Natural Health Tips

Watermelon Lowers Blood Pressure, Study Finds

The watermelon is a deliciously sweet and refreshing fruit that is packed with nutrients. Regularly eating watermelon is an excellent way to replenish and hydrate the body - and now there's more. Evidence from a pilot study suggests that watermelon can be an effective natural weapon that lowers blood pressure and is linked to protecting against prehypertension, a precursor to cardiovascular disease.

Researchers reported that amino acids found in the fruit improved the performance of arteries and lowered blood pressure in each of nine subjects with prehypertension.

Study Details

In the first investigation of its kind in humans, scientists found that when six grams of the amino acid L-citrulline / L-arginine from watermelon extract was administered daily for six weeks, there was improved arterial function and consequently lowered aortic blood pressure in all nine of their prehypertensive subjects.

"We are the first to document improved aortic hemodynamics in prehypertensive but otherwise healthy middle-aged men and women receiving therapeutic doses of watermelon," one of the authors said.

"These findings suggest that this 'functional food' has a vasodilatory effect, and one that may prevent prehypertension from progressing to full-blown hypertension, a major risk factor for heart attacks and strokes.

"Given the encouraging evidence generated by this preliminary study, we hope to continue the research and include a much larger group of participants in the next round," he said.

Why watermelon?

The amino acid L-arginine is essential to maintaining healthy blood pressure, and as one of the study authors explained:

"Watermelon is the richest edible natural source of L-citrulline, which is closely related to L-arginine, the amino acid required for the formation of nitric oxide essential to the regulation of vascular tone and healthy blood pressure."

Once in the body, the L-citrulline is converted into L-arginine.
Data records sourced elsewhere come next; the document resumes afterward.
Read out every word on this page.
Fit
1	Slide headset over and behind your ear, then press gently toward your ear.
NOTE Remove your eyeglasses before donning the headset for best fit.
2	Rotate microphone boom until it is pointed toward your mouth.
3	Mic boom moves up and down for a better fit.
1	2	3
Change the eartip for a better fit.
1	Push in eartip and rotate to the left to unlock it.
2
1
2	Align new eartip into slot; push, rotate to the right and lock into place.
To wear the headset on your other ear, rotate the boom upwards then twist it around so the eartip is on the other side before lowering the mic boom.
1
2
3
Simply consuming L-arginine as a dietary supplement isn't an option for many hypertensive adults, because it can cause nausea, gastrointestinal tract discomfort, and diarrhea.
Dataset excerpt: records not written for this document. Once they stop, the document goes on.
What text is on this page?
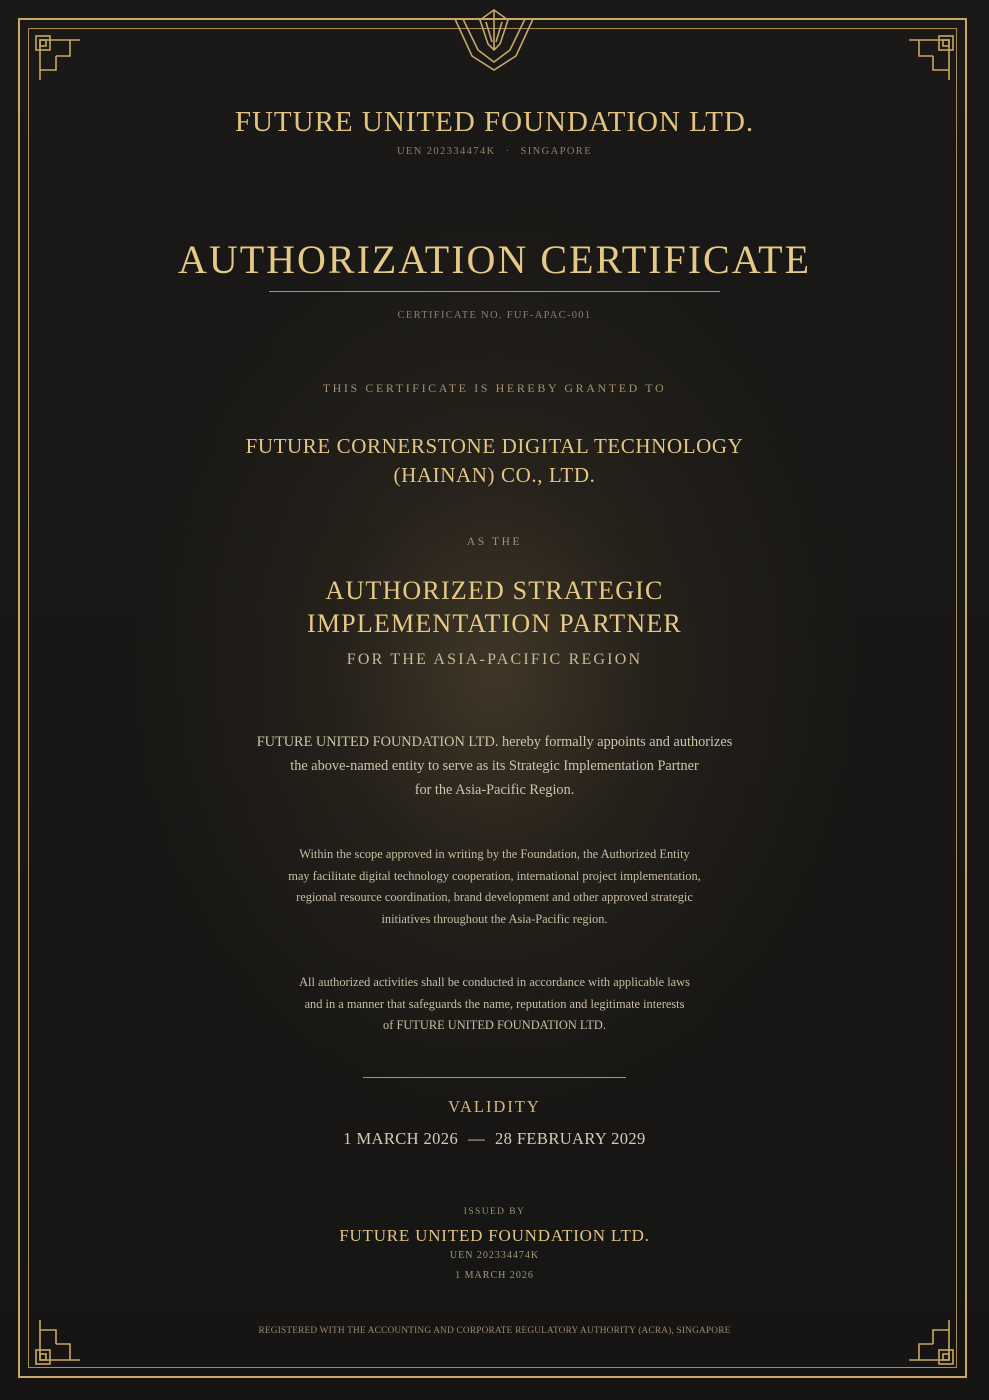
FUTURE UNITED FOUNDATION LTD.
UEN 202334474K · SINGAPORE
AUTHORIZATION CERTIFICATE
CERTIFICATE NO. FUF-APAC-001
THIS CERTIFICATE IS HEREBY GRANTED TO
FUTURE CORNERSTONE DIGITAL TECHNOLOGY
(HAINAN) CO., LTD.
AS THE
AUTHORIZED STRATEGIC
IMPLEMENTATION PARTNER
FOR THE ASIA-PACIFIC REGION
FUTURE UNITED FOUNDATION LTD. hereby formally appoints and authorizes
the above-named entity to serve as its Strategic Implementation Partner
for the Asia-Pacific Region.
Within the scope approved in writing by the Foundation, the Authorized Entity
may facilitate digital technology cooperation, international project implementation,
regional resource coordination, brand development and other approved strategic
initiatives throughout the Asia-Pacific region.
All authorized activities shall be conducted in accordance with applicable laws
and in a manner that safeguards the name, reputation and legitimate interests
of FUTURE UNITED FOUNDATION LTD.
VALIDITY
1 MARCH 2026 — 28 FEBRUARY 2029
ISSUED BY
FUTURE UNITED FOUNDATION LTD.
UEN 202334474K
1 MARCH 2026
REGISTERED WITH THE ACCOUNTING AND CORPORATE REGULATORY AUTHORITY (ACRA), SINGAPORE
In contrast, the study revealed no adverse effects from subjects eating watermelon, which is rich in a compound that is converted to L-arginine once inside the body. And, in addition to the benefits of citrulline, watermelon provides abundant amounts of vitamins A, B6, C, and is one of the richest sources of lycopene, a powerful antioxidant.

Research Paper Details

Figueroa A, Sanchez-Gonzalez MA, Perkins-Veazie PM, Arjmandi BH. Effects of watermelon Supplementation on Aortic blood pressure and Wave Reflection in Individuals With Prehypertension: A Pilot Study. American Journal of hypertension, 2010.